Thanks for your answers, Rohit. You consistently provide great responses here.
I was thrown off by this question, because Blend doesn't take a list as an argument. I finally figured out to run FullForm on the statement to see what was really happening. Aha! Table is just semantic sugar -- a "macro" in other programming languages. Blend doesn't really exist, either. It's now as clear as black and white -- or maybe RGBColor -- what's going on with this exercise. I increased the interval size to decrease the clutter:
FullForm[Table[Blend[{Yellow,Hue[x]}],{x,0,1,.20}]]

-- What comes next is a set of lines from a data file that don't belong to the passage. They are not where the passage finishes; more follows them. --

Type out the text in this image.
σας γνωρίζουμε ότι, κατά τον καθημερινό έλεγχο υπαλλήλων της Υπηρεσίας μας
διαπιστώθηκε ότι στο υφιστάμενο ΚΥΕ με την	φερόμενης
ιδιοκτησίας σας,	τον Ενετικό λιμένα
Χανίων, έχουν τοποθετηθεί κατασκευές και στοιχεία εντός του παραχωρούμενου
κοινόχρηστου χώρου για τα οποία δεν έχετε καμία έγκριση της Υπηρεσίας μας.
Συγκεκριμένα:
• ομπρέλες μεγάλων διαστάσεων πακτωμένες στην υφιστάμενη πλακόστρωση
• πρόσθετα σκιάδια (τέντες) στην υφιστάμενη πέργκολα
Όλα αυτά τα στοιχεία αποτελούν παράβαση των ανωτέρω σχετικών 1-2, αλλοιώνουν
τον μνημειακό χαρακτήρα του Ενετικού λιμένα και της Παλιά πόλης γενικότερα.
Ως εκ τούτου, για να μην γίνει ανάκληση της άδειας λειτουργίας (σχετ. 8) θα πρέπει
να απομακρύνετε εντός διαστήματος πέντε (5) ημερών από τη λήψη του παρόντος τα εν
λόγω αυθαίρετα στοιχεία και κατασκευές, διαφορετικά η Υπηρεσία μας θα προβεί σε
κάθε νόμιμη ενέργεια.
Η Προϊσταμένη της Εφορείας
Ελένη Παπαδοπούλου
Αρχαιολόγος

List [RGBColor [1., 0.5, 0.],
RGBColor [0.8999999999999999, 1. , 0.],
RGBColor [0.5, 1., 0.20000000000000018],
RGBColor [0.5, 0.6999999999999997, 0.5],
RGBColor [0.9000000000000004, 0.5, 0.5],
RGBColor [1., 0.5, 0. ]]
The two takeaways I got from this:
Any sort of assumptions you have mapping other languages onto the Wolfram Language are probably wrong. The WL is a different beast.
I do not understand all the ways that mappings work in this language. Once I do, I may be on my way to being a WL Wizard. Going through many exercises is quite valuable. Stephen's "Elementary Introduction [...]" is my new favorite tutorial.